Seborrheic keratosis with squamous atypia is a less common cutaneous condition characterized by a skin lesion with a dull or lackluster surface, and with round, loosely packed nests of cells seen histologically.

* Melanoacanthoma (Pigmented seborrheic keratosis)

Melanoacanthoma (also known as “Pigmented seborrheic keratosis”) is a common, benign, darkly pigmented cutaneous condition characterized by a skin lesion with a dull or lackluster surface.

* Dermatosis papulosa nigra

Dermatosis papulosa nigra (DPN) is a condition of many small, benign skin lesions on that face that closely simulate seborrheic keratoses, a condition generally presenting on dark-skinned individuals.

They should not be confused for Leser-Trélat sign, a sudden explosion of lesions due to a growing tumor.

* The sign of Leser-Trélat

The Leser-Trélat sign is the explosive onset of multiple seborrheic keratoses (many pigmented skin lesions), often with an inflammatory base. This can be an ominous sign of internal malignancy as part of a paraneoplastic syndrome. In addition to the development of new lesions, preexisting ones frequently increase in size and become symptomatic. It is named for Edmund Leser and Ulysse Trélat.

Although most associated neoplasms are gastrointestinal adenocarcinomas (stomach, liver, colorectal and pancreas), breast, lung, and urinary tract cancers, as well as lymphoid malignancies are associated with this impressive rash. It is likely that various cytokines and other growth factors produced by the neoplasm are responsible for the abrupt appearance of the seborrheic keratoses. In some cases, paraneoplastic acanthosis nigricans accompanies the sign of Leser-Trélat.

Variances of Seborrheic Keratosis:

Dermatosis Papulosis Nigra: Often are small papules.
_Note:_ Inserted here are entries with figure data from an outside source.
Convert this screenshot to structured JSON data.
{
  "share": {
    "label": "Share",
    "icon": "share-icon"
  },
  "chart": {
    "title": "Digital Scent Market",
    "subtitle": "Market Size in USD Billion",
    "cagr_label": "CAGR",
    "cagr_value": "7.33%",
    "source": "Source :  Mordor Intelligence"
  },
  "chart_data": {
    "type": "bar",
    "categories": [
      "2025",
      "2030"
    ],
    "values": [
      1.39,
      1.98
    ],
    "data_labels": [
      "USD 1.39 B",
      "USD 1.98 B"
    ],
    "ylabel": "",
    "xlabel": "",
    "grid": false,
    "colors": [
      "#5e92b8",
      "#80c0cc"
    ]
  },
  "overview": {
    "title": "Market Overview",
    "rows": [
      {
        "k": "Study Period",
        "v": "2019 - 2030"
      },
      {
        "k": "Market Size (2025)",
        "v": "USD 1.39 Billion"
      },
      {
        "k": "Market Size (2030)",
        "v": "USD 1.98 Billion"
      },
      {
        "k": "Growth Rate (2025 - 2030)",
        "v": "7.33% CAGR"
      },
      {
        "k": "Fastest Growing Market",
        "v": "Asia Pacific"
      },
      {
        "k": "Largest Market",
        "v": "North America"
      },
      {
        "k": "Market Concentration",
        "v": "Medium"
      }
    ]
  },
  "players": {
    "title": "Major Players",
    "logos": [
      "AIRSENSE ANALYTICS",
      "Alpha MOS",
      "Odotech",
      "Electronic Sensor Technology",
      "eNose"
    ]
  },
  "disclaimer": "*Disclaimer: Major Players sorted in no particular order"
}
Pinpoint to a few millimeters in size. More commonly found in dark-skinned persons.

Stucco Keratosis: Often are light brown to off-white. Pinpoint to a few millimeters in size. Often found on the distal tibia, ankle, and foot.
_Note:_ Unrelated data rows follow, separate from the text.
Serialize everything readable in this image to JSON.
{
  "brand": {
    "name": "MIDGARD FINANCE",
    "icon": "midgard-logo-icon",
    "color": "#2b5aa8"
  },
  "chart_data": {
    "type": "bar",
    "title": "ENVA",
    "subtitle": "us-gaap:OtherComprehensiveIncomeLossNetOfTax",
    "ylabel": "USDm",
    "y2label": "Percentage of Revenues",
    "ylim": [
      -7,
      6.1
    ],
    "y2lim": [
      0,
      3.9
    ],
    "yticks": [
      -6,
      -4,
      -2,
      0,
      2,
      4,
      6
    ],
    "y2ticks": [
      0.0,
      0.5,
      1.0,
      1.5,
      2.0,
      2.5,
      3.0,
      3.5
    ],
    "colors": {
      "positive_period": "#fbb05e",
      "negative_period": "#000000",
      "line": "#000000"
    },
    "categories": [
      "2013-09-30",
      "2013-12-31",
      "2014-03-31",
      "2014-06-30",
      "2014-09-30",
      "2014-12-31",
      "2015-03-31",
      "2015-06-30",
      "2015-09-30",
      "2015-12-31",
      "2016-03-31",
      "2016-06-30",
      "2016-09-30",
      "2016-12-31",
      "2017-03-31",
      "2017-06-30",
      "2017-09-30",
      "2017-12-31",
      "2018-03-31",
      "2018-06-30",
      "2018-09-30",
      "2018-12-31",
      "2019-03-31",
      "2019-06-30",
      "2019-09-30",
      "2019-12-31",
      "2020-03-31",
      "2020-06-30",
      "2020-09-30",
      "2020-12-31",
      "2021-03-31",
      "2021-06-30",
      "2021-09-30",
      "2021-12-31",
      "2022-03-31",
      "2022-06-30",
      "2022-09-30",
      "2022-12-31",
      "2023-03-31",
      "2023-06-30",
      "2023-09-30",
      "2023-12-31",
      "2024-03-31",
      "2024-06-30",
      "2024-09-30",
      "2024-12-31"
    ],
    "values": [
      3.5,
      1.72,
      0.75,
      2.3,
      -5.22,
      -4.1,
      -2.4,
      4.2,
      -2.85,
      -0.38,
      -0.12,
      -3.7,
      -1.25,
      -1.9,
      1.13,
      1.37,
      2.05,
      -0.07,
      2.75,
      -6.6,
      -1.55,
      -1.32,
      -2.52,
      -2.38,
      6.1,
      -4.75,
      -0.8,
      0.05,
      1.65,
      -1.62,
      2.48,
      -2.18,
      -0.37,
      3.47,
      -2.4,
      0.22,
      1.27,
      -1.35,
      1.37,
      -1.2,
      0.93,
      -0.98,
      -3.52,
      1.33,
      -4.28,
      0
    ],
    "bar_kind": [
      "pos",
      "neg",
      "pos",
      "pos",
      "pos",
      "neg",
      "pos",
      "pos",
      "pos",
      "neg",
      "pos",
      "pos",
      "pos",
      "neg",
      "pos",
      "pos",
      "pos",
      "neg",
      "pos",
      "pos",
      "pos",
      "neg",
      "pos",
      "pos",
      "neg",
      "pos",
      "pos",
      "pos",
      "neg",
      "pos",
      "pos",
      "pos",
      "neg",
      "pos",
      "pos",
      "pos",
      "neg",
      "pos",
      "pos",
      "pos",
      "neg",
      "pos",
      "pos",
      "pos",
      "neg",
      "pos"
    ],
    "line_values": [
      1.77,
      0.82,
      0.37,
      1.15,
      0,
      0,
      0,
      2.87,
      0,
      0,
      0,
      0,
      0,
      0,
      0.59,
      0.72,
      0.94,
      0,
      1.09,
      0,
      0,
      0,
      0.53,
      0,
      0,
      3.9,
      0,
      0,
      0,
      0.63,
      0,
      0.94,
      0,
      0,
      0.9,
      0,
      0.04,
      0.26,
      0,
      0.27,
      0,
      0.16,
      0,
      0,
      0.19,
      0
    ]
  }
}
Diagnosis: Visual diagnosis is made by the “stuck on” appearance, horny pearls or cysts embedded in the structure. Darkly pigmented lesions can be hard to distinguish from nodular melanomas. If in doubt, a skin biopsy should be performed. Thin seborrheic keratoses on facial skin can be very difficult to differentiate from lentigo maligna even with dermatoscopy.
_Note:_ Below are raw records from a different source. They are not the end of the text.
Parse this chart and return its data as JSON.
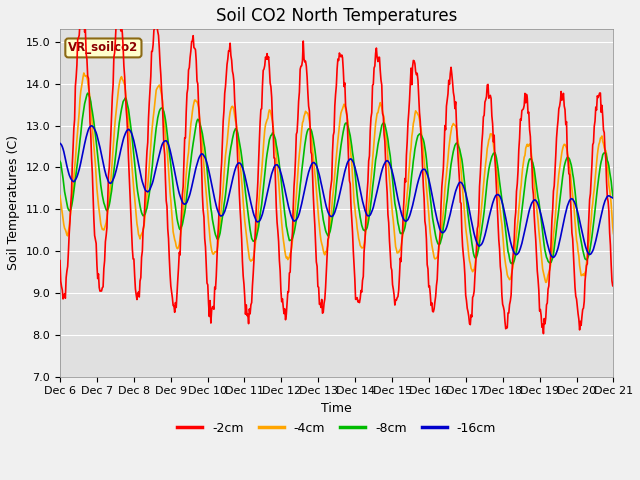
{
  "title": "Soil CO2 North Temperatures",
  "ylabel": "Soil Temperatures (C)",
  "xlabel": "Time",
  "annotation": "VR_soilco2",
  "ylim": [
    7.0,
    15.3
  ],
  "xtick_labels": [
    "Dec 6",
    "Dec 7",
    "Dec 8",
    "Dec 9",
    "Dec 10",
    "Dec 11",
    "Dec 12",
    "Dec 13",
    "Dec 14",
    "Dec 15",
    "Dec 16",
    "Dec 17",
    "Dec 18",
    "Dec 19",
    "Dec 20",
    "Dec 21"
  ],
  "legend_labels": [
    "-2cm",
    "-4cm",
    "-8cm",
    "-16cm"
  ],
  "line_colors": [
    "#ff0000",
    "#ffa500",
    "#00bb00",
    "#0000cc"
  ],
  "fig_facecolor": "#f0f0f0",
  "ax_facecolor": "#e0e0e0",
  "grid_color": "#ffffff",
  "title_fontsize": 12,
  "label_fontsize": 9,
  "tick_fontsize": 8,
  "legend_fontsize": 9
}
Clinically, epidermal nevi are similar to seborrheic keratoses in appearance. Epidermal nevi are usually present at or near birth. Condylomas and warts can clinically resemble seborrheic keratoses, and dermatoscopy can be helpful. On the penis and genital skin, differentiation between condylomas and seborrheic keratoses can be difficult and may require a skin biopsy.

Treatment
When correctly diagnosed, no treatment is necessary. There is a small risk of localized infection caused by picking at the lesion. If a growth becomes excessively itchy or is irritated by clothing or jewelry, it can be removed by cryosurgery.

Small lesions can be treated with light electrocautery. Larger lesions can be treated with electrodessication and curettage, shave excision, or cryotherapy. When correctly performed, removal of seborrheic keratoses will not cause much visible scarring except in darkly colored persons.

Cause
The cause of seborrheic keratosis is unclear. Because they are common on sun-exposed areas such as the back, arms, face, and neck, ultraviolet light

may play a role, as may genetics.[8] A mutation of a gene coding for a growth factor receptor, (FGFR3), has been associated with seborrheic keratosis.

Etymology
The term “seborrheic keratosis” combines the adjective form of seborrhea, keratinocyte (referring to the part of the epidermis that produces keratin), and the suffix -osis, meaning abnormal.